Protests were initially a reaction to Macron’s contentious “eco-tax” on fuel, hiking up the cost of petrol and meant to pay for France’s clean-energy initiatives. The protesters, dubbed the “yellow vests” for the fluorescent yellow vests lorry drivers – who largely made up the protesters – are made to carry in their lorry, appeared all over France and amassed a totally of 290,000 protesters. Saturday 1st December saw violence break out in Paris around the Arc de Triomphe and in wealthy Parisian neighbourhoods with a further 136,000 protesting across the country. What was initially a protest against increased fuel tax quickly grew into a wider protest at Macron’s leadership and government. In a poll by Elabe, 76% of the French found Macron arrogant and 31% found him capable of obtaining results. 

Macron’s hamartia is his disregard for the needs of those who elected him into power. Macron rebuked complaints from pensioners whose pensions were being cut, saying “we don’t realise how lucky we are” and citing general Charles de Gaulle, president of France after the second world war, who was said to live by “you may speak very freely but the one thing you have no right to do is complain.” Macron said, “I think the general has the right idea. The country would be very different if everyone did the same.”
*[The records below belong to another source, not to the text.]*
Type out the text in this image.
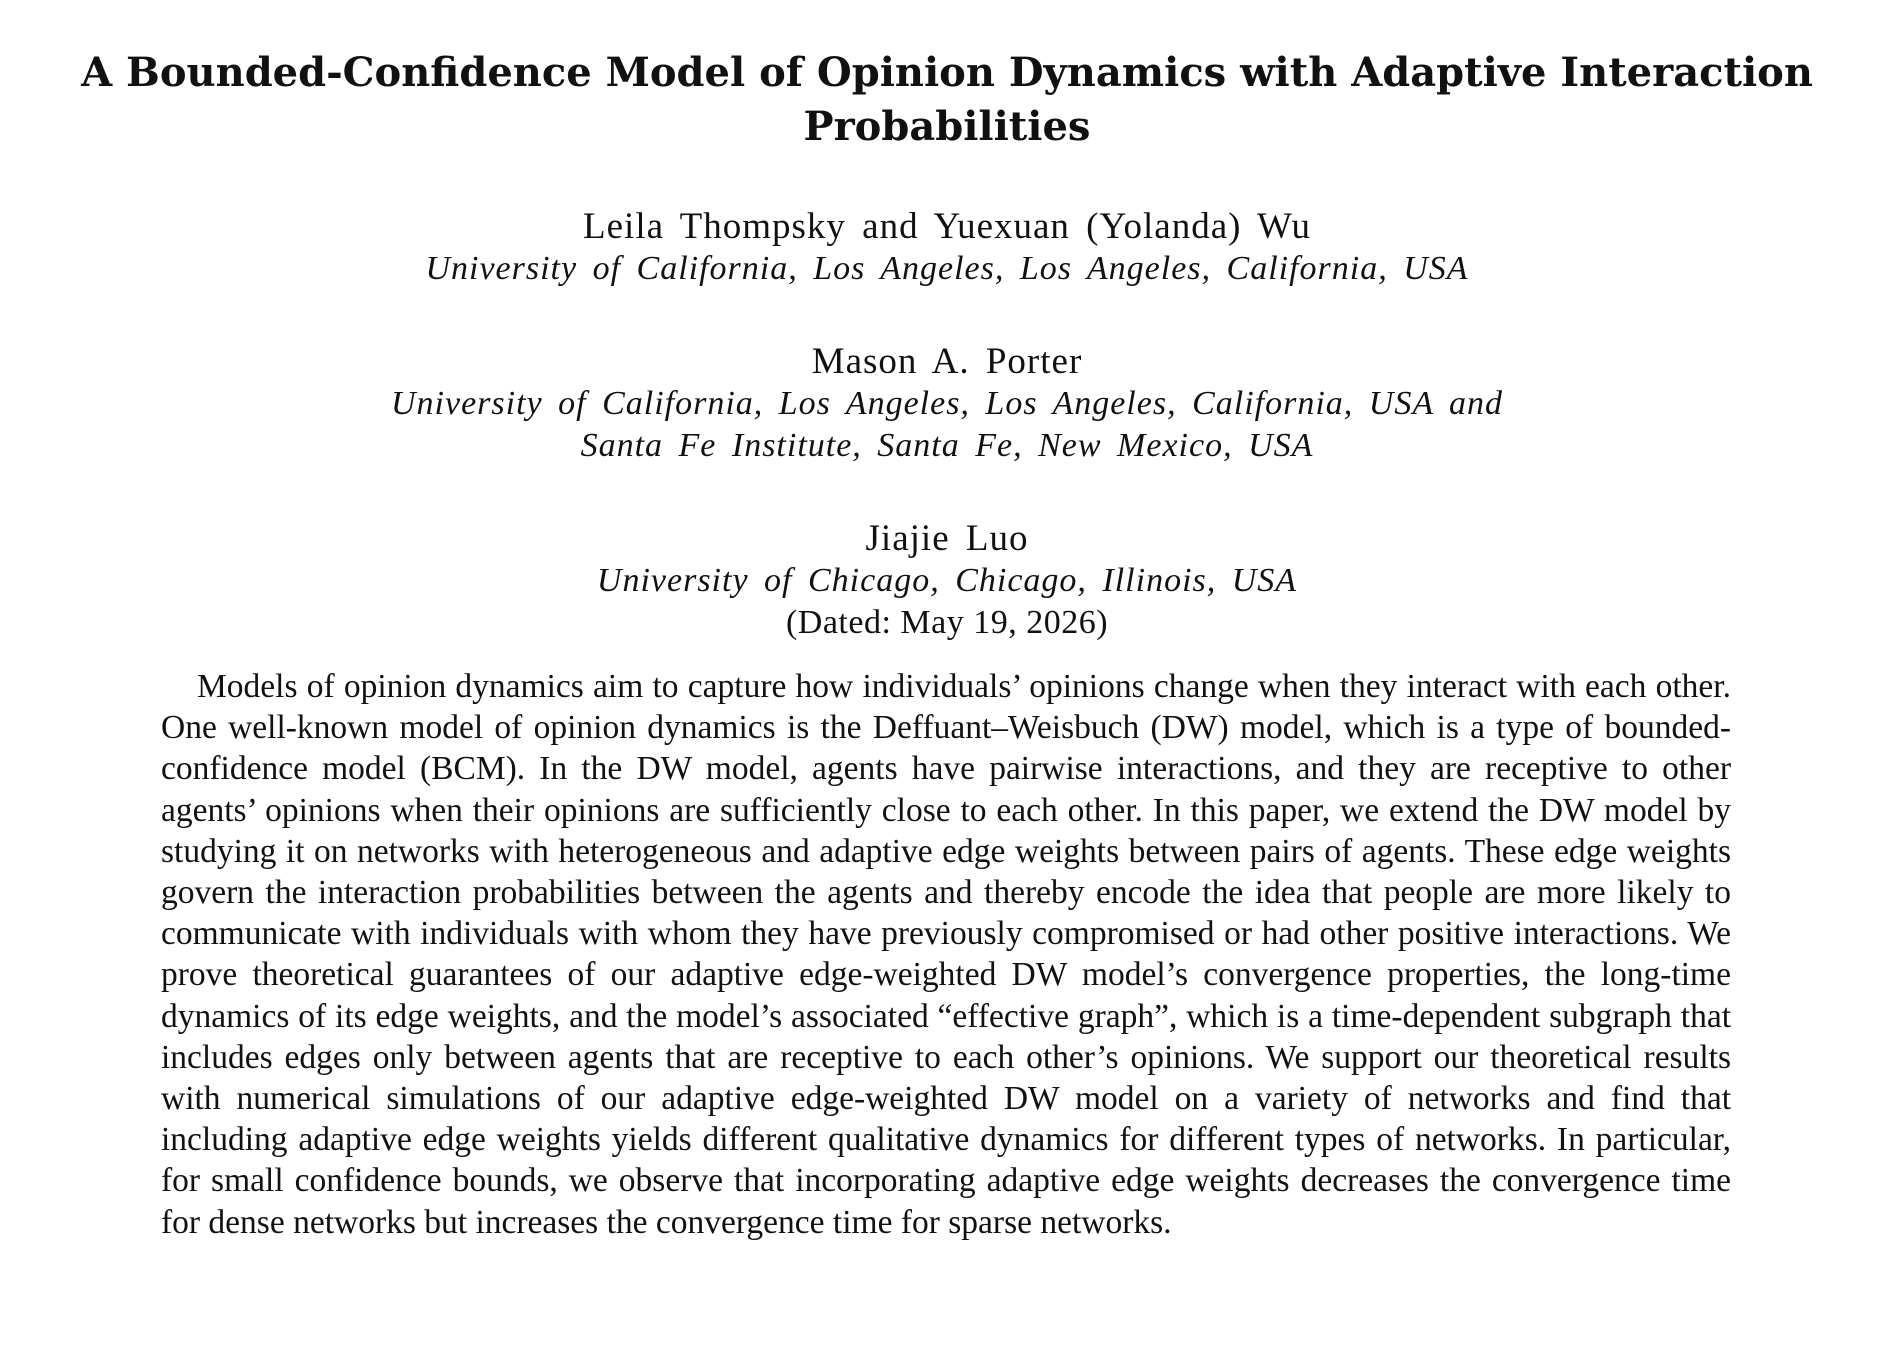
A Bounded-Confidence Model of Opinion Dynamics with Adaptive Interaction Probabilities
Leila Thompsky and Yuexuan (Yolanda) Wu
University of California, Los Angeles, Los Angeles, California, USA
Mason A. Porter
University of California, Los Angeles, Los Angeles, California, USA and
Santa Fe Institute, Santa Fe, New Mexico, USA
Jiajie Luo
University of Chicago, Chicago, Illinois, USA
(Dated: May 19, 2026)

Models of opinion dynamics aim to capture how individuals’ opinions change when they interact with each other. One well-known model of opinion dynamics is the Deffuant–Weisbuch (DW) model, which is a type of bounded-confidence model (BCM). In the DW model, agents have pairwise interactions, and they are receptive to other agents’ opinions when their opinions are sufficiently close to each other. In this paper, we extend the DW model by studying it on networks with heterogeneous and adaptive edge weights between pairs of agents. These edge weights govern the interaction probabilities between the agents and thereby encode the idea that people are more likely to communicate with individuals with whom they have previously compromised or had other positive interactions. We prove theoretical guarantees of our adaptive edge-weighted DW model’s convergence properties, the long-time dynamics of its edge weights, and the model’s associated “effective graph”, which is a time-dependent subgraph that includes edges only between agents that are receptive to each other’s opinions. We support our theoretical results with numerical simulations of our adaptive edge-weighted DW model on a variety of networks and find that including adaptive edge weights yields different qualitative dynamics for different types of networks. In particular, for small confidence bounds, we observe that incorporating adaptive edge weights decreases the convergence time for dense networks but increases the convergence time for sparse networks.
Charles de Gaulle, revered as one of France’s greatest leaders, was forced to resign in 1968 by a mass protest against his leadership and government. The protest, initially only comprising students, snowballed into a protest of students, unions and the working-class because of De Gaulle’s inflexibility concerning their demands and his image as favouring the bourgeoisie. The protest famously brought Paris to a standstill for three entire days and the civic unrest reached such a boiling point that De Gaulle fled to Germany, widely believed as being a trip to summon military aid from a French military base there.

The similarities between Macron’s presidential term so far and the final months leading up to De Gaulle’s resignation are eerie. Macron should learn from the shortcomings of his predecessors that by not respecting for the equality that France’s society after the French Revolutions is founded on is to risk repeating history by falling victim to the wrath of the people.